‘Rescue Task Force’ Helps First Responders Save Lives
February 6, 2020 by Amy Patterson

In response to a mass shooting, a few seconds can make the difference between life and death for victims.

In response to a mass shooting, a few seconds can make the difference between life and death for victims.

That is why, with help from over $4,000 in State of Ohio Emergency Medical Services grant money and donations from University Hospitals EMS Institute, the Chardon Fire Department has trained and equipped a rescue task force to respond to such situations.

Chardon EMS Cpt.
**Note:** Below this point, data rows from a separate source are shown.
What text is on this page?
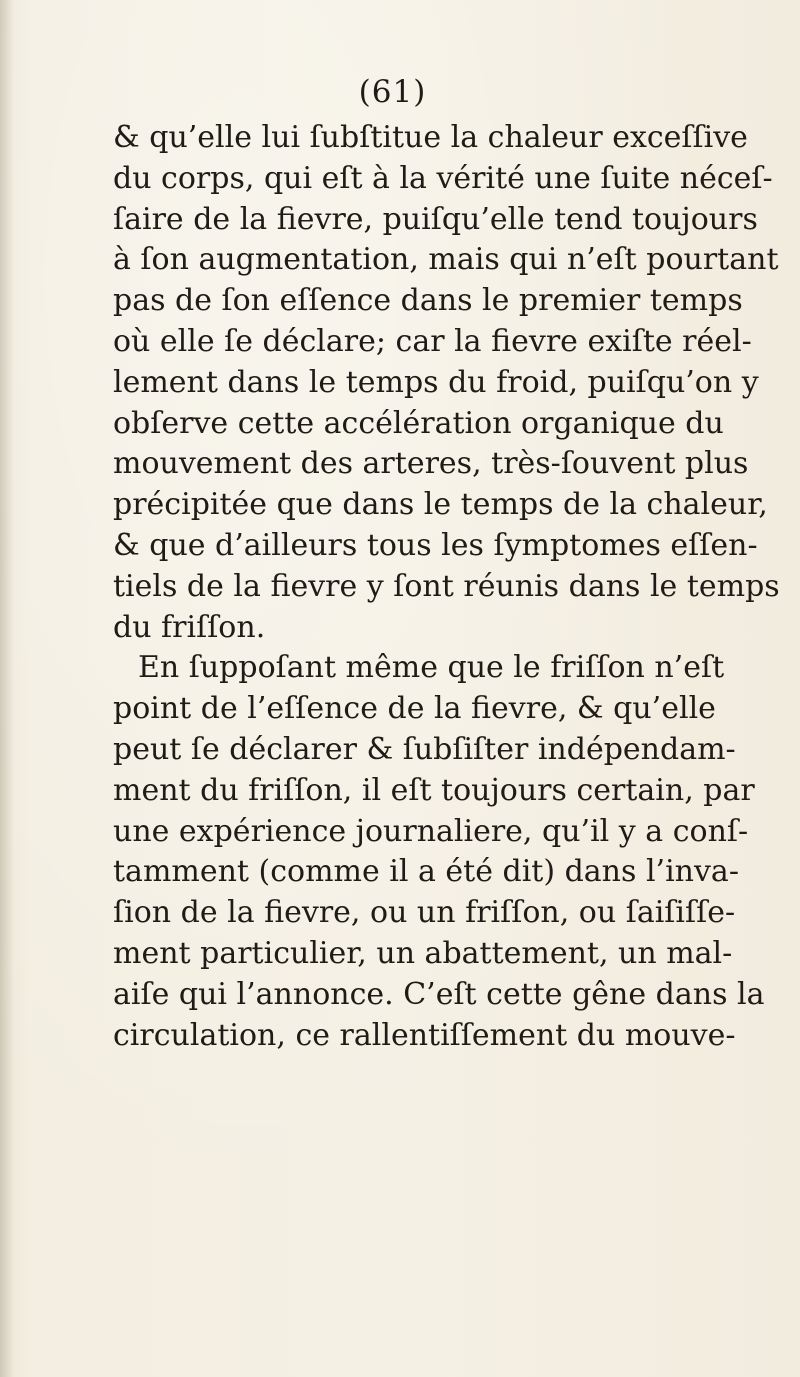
(61)
& qu’elle lui ſubſtitue la chaleur exceſſive
du corps, qui eſt à la vérité une ſuite néceſ-
ſaire de la fievre, puiſqu’elle tend toujours
à ſon augmentation, mais qui n’eſt pourtant
pas de ſon eſſence dans le premier temps
où elle ſe déclare; car la fievre exiſte réel-
lement dans le temps du froid, puiſqu’on y
obſerve cette accélération organique du
mouvement des arteres, très-ſouvent plus
précipitée que dans le temps de la chaleur,
& que d’ailleurs tous les ſymptomes eſſen-
tiels de la fievre y ſont réunis dans le temps
du friſſon.
En ſuppoſant même que le friſſon n’eſt
point de l’eſſence de la fievre, & qu’elle
peut ſe déclarer & ſubſiſter indépendam-
ment du friſſon, il eſt toujours certain, par
une expérience journaliere, qu’il y a conſ-
tamment (comme il a été dit) dans l’inva-
ſion de la fievre, ou un friſſon, ou ſaiſiſſe-
ment particulier, un abattement, un mal-
aiſe qui l’annonce. C’eſt cette gêne dans la
circulation, ce rallentiſſement du mouve-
John Blauch said after high profile shootings in Newtown, Conn., and Aurora, Colo., in 2012, doctors and trauma specialists realized the civilians trapped inside could have saved lives lost with training on how to “stop the bleed” from gunshot wounds.

Blauch said in the past, teaching civilians how to apply tourniquets was considered taboo, but the Stop the Bleed program was put together under the Obama administration to educate the public in emergency response techniques.
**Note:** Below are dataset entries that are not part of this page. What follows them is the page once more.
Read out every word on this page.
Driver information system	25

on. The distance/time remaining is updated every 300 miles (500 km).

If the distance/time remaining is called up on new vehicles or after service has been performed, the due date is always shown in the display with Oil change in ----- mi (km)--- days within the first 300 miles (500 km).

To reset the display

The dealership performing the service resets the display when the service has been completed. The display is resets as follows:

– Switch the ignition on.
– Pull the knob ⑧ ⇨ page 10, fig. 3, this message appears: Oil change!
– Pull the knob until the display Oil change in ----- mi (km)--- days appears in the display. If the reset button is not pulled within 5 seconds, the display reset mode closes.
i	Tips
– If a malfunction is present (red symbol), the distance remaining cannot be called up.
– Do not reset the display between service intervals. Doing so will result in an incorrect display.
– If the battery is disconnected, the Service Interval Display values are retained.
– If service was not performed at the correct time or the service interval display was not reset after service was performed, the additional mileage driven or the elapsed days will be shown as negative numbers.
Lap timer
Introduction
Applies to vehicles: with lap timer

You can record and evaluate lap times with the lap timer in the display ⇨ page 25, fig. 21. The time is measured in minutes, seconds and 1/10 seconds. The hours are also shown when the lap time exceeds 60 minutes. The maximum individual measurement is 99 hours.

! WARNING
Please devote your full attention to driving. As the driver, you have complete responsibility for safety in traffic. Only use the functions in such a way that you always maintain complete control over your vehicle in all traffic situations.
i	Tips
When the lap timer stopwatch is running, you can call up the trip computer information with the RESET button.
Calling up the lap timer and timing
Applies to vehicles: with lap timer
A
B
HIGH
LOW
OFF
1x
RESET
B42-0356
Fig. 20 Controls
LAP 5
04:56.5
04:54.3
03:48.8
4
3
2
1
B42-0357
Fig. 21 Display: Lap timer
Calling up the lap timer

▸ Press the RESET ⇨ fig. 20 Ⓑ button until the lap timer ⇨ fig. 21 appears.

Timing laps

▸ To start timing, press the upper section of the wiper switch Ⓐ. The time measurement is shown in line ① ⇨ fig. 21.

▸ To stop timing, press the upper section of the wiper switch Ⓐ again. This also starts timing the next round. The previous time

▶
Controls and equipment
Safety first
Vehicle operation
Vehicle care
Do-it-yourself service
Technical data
“If those people had had basic training on tourniquets and how to stop the bleed, many of those people would probably have survived if they had had bleeding control within a few minutes,” Blauch said.

Chardon Fire Department is working closely with the Chardon Police Department and the Geauga County Sheriff’s Office to integrate this national program and train civilians in emergency Stop the Bleed techniques, he said.

Blauch teaches emergency medical technician courses at Auburn Career Center in addition to his duties on the squad. He said with the new gear, a team could enter a “warm zone” once police have neutralized the shooting suspect and — under police escort — tend to critical patients with specialized bandages, tourniquets and blood-clotting chemicals to prevent bleed-out deaths.

“You don’t have weapons, so you’re betting on the police people protecting you, but overall, it’s safe enough,” Blauch said. “The goal is (to carry) just enough supplies — you’re not doing CPR, advanced airways, you’re just going from one patient to another addressing critical bleeds and making sure their airway is open.”

In a mass casualty situation, Blauch said his team would also do a preliminary triage, using color-coded tape to indicate which patients are critical, which need transportation to a hospital and which have already died.

Each bag purchased with the grants and donation money has four to six tourniquets, chest seals, chest needle decompression needles, basic airway devices, Israeli combat dressings, quikclot hemostatic gauze, tape, markers, colored triage tape and a removal stretcher/tarp.

Chardon Fire Department also purchased nine helmets and 12 Kevlar bullet-resistant vests to allow Chardon EMS personnel to go in with armed police officers to treat injured victims.

At a multi-day rescue task force training held Jan. 24-26, local fire and EMS squads were trained by experts Jon Porter and Willie Haines, who have military combat medic experience in Afghanistan and Iraq. Another trainer, Tom Hummel III, is a tactical EMS medic with the Berea Fire Department, as well as the Chardon Fire Department.

Chardon firefighter and medic Jason Gladwell — also a Parma firefighter — joined the training team. Blauch said Gladwell is a national instructor in rescue task force procedures and travels the nation teaching police, FBI, secret service and EMS agencies how to implement the model.

Blauch said Gladwell combined protocols from area rescue task force programs to help Chardon Fire Department create the first formal protocol in Geauga County.

“I think we’re one of the first in at least Geauga to have a formal, standard operating guideline that defines what RTF is, how it’s supposed to function, what we respond with, what the incident commander is supposed to do. It’s pretty formal and a lot of the departments don’t have that.”

Chardon Fire Department is making their plan available to other departments to use and change as needed, since their procedures are not a one-size-fits-all approach.

Fire personnel attended from Munson, Concord, Burton, Montville, Hambden, Thompson, Concord and Kirtland, joining police officers from Perry and Thompson, and Geauga County departments, as well as Geauga County Sheriff’s Office deputies.

Blauch said Chardon Police Chief Scott Niehus and Geauga County Sheriff Scott Hildenbrand are on board with the rescue task force program and Chardon Fire Department will be putting together a mass casualty/active shooter drill in the next few months. The drill will take place at a Chardon school building on an off day or a weekend.

The teams will be confronted with fake victims in makeup and settings simulating a shooting or mass casualty, Blauch said, allowing the task force team go in and respond like they would in a real-life situation.

He said these trainings are important for first responders.

“Our last drill was about one year before the shooting in Chardon (High School),” Blauch said. “You talk to any of our folks, or police or sheriff folks, that was invaluable because it was almost identical.”

People might not want to hear that another situation like the 2012 shooting, which left three students dead, could happen in their community, he said.

“Lightning sometimes does strike twice and we don’t want that to happen, (but) it could be at Walmart, it could be anywhere,” Blauch said. “It’s not just a school shooting anymore.”